We head back to where the Hogsmill flows under the A3. Work started here in September when we used 230t to create a close to nature pool pass. For those that missed the blog and want to catch up on the story, here is the link
Before I move onto the recent work I would like to update you how the pool pass is settling in. After being repeatedly battered by high flows the structure has stayed put and is bedding in nicely. The clean Purbeck stones have dulled with algae and vegetation which had been previously overshaded is beginning to establish on the banks. Plenty of roach, dace and chub have taken up residence in the top two pools, as spotted by the keen angler’s eyes of the TAC guys this week.
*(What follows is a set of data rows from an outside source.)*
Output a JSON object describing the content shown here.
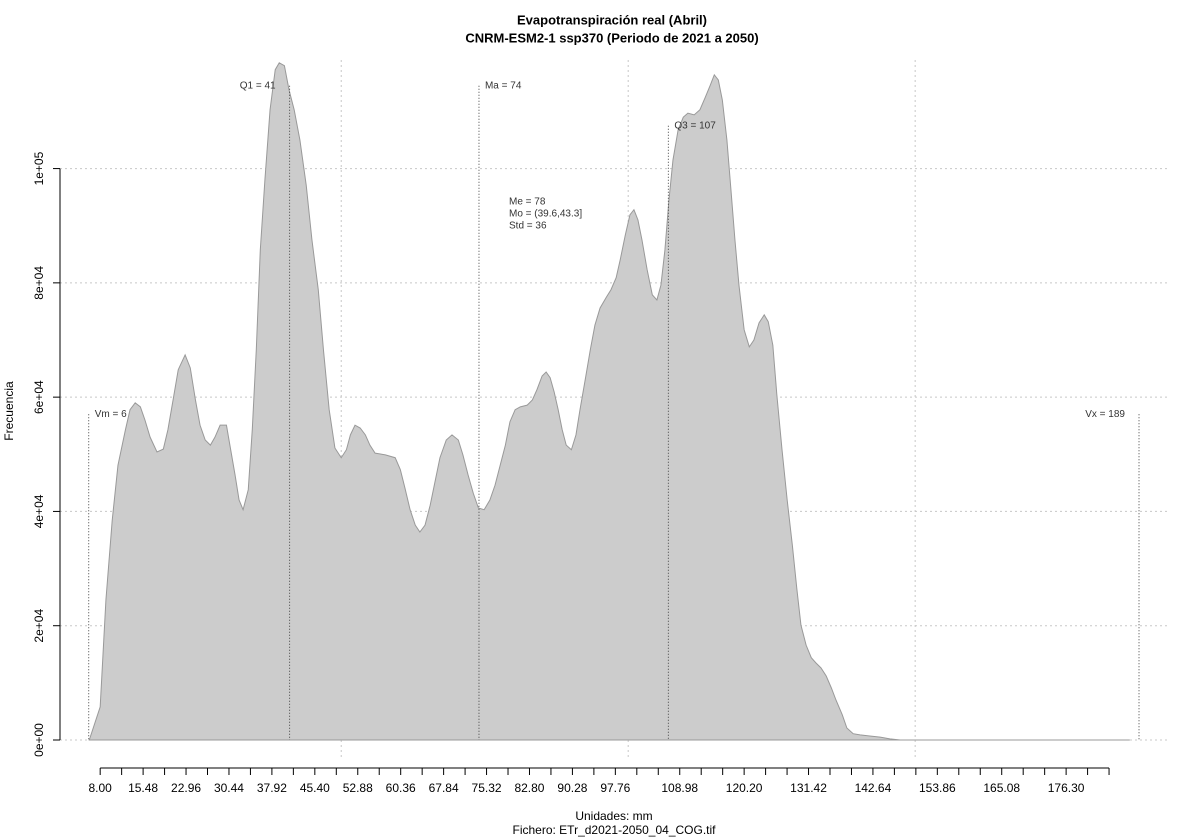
{
  "chart_data": {
    "type": "area",
    "title": "Evapotranspiración real (Abril)",
    "subtitle": "CNRM-ESM2-1 ssp370 (Periodo de 2021 a 2050)",
    "x_label": "Unidades: mm",
    "file_label": "Fichero: ETr_d2021-2050_04_COG.tif",
    "y_label": "Frecuencia",
    "color": "#cccccc",
    "line_color": "#999999",
    "grid": true,
    "xlim": [
      1,
      194.4
    ],
    "ylim": [
      0,
      119000
    ],
    "xticks": [
      {
        "value": 8,
        "label": "8.00"
      },
      15.48,
      22.96,
      30.44,
      37.92,
      {
        "value": 45.4,
        "label": "45.40"
      },
      52.88,
      60.36,
      67.84,
      75.32,
      {
        "value": 82.8,
        "label": "82.80"
      },
      90.28,
      97.76,
      108.98,
      {
        "value": 120.2,
        "label": "120.20"
      },
      131.42,
      142.64,
      153.86,
      165.08,
      {
        "value": 176.3,
        "label": "176.30"
      }
    ],
    "xticks_minor": [
      11.74,
      19.22,
      26.7,
      34.18,
      41.66,
      49.14,
      56.62,
      64.1,
      71.58,
      79.06,
      86.54,
      94.02,
      101.5,
      105.24,
      112.72,
      116.46,
      123.94,
      127.68,
      135.16,
      138.9,
      146.38,
      150.12,
      157.6,
      161.34,
      168.82,
      172.56,
      180.04,
      183.78
    ],
    "x_grid": [
      50,
      100,
      150
    ],
    "yticks": [
      {
        "value": 0,
        "label": "0e+00"
      },
      {
        "value": 20000,
        "label": "2e+04"
      },
      {
        "value": 40000,
        "label": "4e+04"
      },
      {
        "value": 60000,
        "label": "6e+04"
      },
      {
        "value": 80000,
        "label": "8e+04"
      },
      {
        "value": 100000,
        "label": "1e+05"
      }
    ],
    "x": [
      6.1,
      8.0,
      9.0,
      10.1,
      11.1,
      12.4,
      13.2,
      14.1,
      15.0,
      15.8,
      16.7,
      17.9,
      19.0,
      19.8,
      20.7,
      21.6,
      22.8,
      23.7,
      24.6,
      25.4,
      26.3,
      27.2,
      28.0,
      28.9,
      30.0,
      30.6,
      31.5,
      32.2,
      32.9,
      33.8,
      34.5,
      35.2,
      35.9,
      36.7,
      37.6,
      38.5,
      39.2,
      40.1,
      40.9,
      41.8,
      42.8,
      43.9,
      44.9,
      46.0,
      46.9,
      47.9,
      48.9,
      50.0,
      50.9,
      51.6,
      52.4,
      53.3,
      54.2,
      55.0,
      55.9,
      57.7,
      59.4,
      60.3,
      61.1,
      62.0,
      62.9,
      63.7,
      64.6,
      65.5,
      66.4,
      67.2,
      68.3,
      69.3,
      70.4,
      71.2,
      72.1,
      73.0,
      73.9,
      74.9,
      75.9,
      76.8,
      77.7,
      78.6,
      79.4,
      80.3,
      81.2,
      82.4,
      83.3,
      84.1,
      85.0,
      85.7,
      86.4,
      87.1,
      87.8,
      88.5,
      89.2,
      90.1,
      90.9,
      91.6,
      92.5,
      93.4,
      94.2,
      95.1,
      96.2,
      97.0,
      97.9,
      98.6,
      99.5,
      100.3,
      101.0,
      101.7,
      102.4,
      103.3,
      104.2,
      105.0,
      105.7,
      106.4,
      107.1,
      107.8,
      108.7,
      109.6,
      110.4,
      111.5,
      112.5,
      113.4,
      114.3,
      115.0,
      115.7,
      116.4,
      117.2,
      117.9,
      118.6,
      119.3,
      120.2,
      121.1,
      121.9,
      122.8,
      123.7,
      124.4,
      125.2,
      125.9,
      126.8,
      127.7,
      128.6,
      129.4,
      130.1,
      131.0,
      131.9,
      132.7,
      133.6,
      134.5,
      135.4,
      136.2,
      137.3,
      138.1,
      139.2,
      140.4,
      142.1,
      143.9,
      145.6,
      147.4,
      150.9,
      187.4
    ],
    "values": [
      0,
      5800,
      24500,
      38500,
      48100,
      54300,
      57800,
      59000,
      58300,
      56000,
      53000,
      50400,
      50900,
      54300,
      59500,
      64800,
      67400,
      65100,
      59500,
      55100,
      52500,
      51600,
      53000,
      55100,
      55100,
      51600,
      46400,
      42000,
      40300,
      43800,
      54300,
      68300,
      85800,
      98000,
      110300,
      117300,
      118500,
      118000,
      113800,
      110300,
      105000,
      97100,
      87500,
      78800,
      68300,
      57800,
      51100,
      49400,
      50800,
      53400,
      55100,
      54600,
      53400,
      51600,
      50200,
      49900,
      49400,
      47300,
      44100,
      40300,
      37600,
      36400,
      37600,
      41100,
      45500,
      49400,
      52500,
      53400,
      52500,
      49900,
      46400,
      43200,
      40600,
      40300,
      42000,
      44600,
      48100,
      51600,
      55700,
      57800,
      58300,
      58600,
      59500,
      61300,
      63700,
      64400,
      63400,
      60900,
      57800,
      54300,
      51600,
      50800,
      53400,
      57800,
      63000,
      68300,
      72600,
      75600,
      77500,
      78800,
      80900,
      84000,
      88400,
      91900,
      92800,
      91000,
      87500,
      82300,
      77900,
      77000,
      79600,
      85800,
      94500,
      101500,
      106800,
      109000,
      109700,
      109400,
      110300,
      112400,
      114600,
      116400,
      115500,
      112000,
      105000,
      96300,
      87500,
      79600,
      71800,
      68800,
      70000,
      73000,
      74400,
      73200,
      69100,
      60400,
      50800,
      42000,
      34100,
      26300,
      20100,
      16600,
      14400,
      13500,
      12600,
      11200,
      9100,
      7000,
      4400,
      2100,
      1100,
      900,
      700,
      500,
      200,
      0,
      0,
      0
    ],
    "annotations": [
      {
        "label": "Vm = 6",
        "x": 6,
        "y": 57000,
        "side": "right"
      },
      {
        "label": "Q1 = 41",
        "x": 41,
        "y": 114500,
        "side": "left"
      },
      {
        "label": "Ma = 74",
        "x": 74,
        "y": 114500,
        "side": "right"
      },
      {
        "label": "Q3 = 107",
        "x": 107,
        "y": 107500,
        "side": "right"
      },
      {
        "label": "Vx = 189",
        "x": 189,
        "y": 57000,
        "side": "left"
      }
    ],
    "stats": [
      "Me = 78",
      "Mo = (39.6,43.3]",
      "Std = 36"
    ]
  }
}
The final stage in making this unsightly structure passable was to address the fast and shallow flows down the spillway and through the culvert. Darryl-Clifton Dey at the EA very kindly donated 11 purpose built recycled plastic baffles to the cause. Under the skilled hands of Norm Fairey, the baffles were cut, drilled and had stainless steel angle attached. This meant that they could be taken out of the van, put into their predetermined positions and secured. Sounds simple and in truth it was. Needless to say some head scratching and minor on-site modifications were required but generally speaking it worked incredibly well.
Great help and good company came from the Thames Anglers’ Conservancy guys, Dave Harvey, Keith Collett and Patrick Barker who kindly gave up two days to help with the project. The weather behaved, river levels were kindly low and with teamwork to be proud of, the job was a pleasure to be part of.
The result, a completely passable structure. Flows down the previously impassable spillway are now slower and deeper. The water snakes and winds its way through the staggered 300mm gaps in each baffle line. The shallow point through the culvert now has more than enough depth for fish to pass.
With this site now passable, the work over the previous two and a half years through the Defra funded Catchment Restoration Fund has opened up the upper 6.5km of the Hogsmill. This has involved the removal of four weirs, two large scale close-to-nature pool passes, one rock ramp and two baffle installations. The work is not yet complete though, soon we will be addressing the last few structures that remain impassable downstream, meaning that the recently caught wild brown trout caught at Kingston can, in theory, swim up to the chalk stream waters in Ewell.
Once again, as always, we had the kind help of many to address this issue at the A3. Darryl at the EA for his advice and for providing the baffles, Norm for manufacturing them and of course, the much appreciated and brilliant input from the TAC guys. Thanks to you all.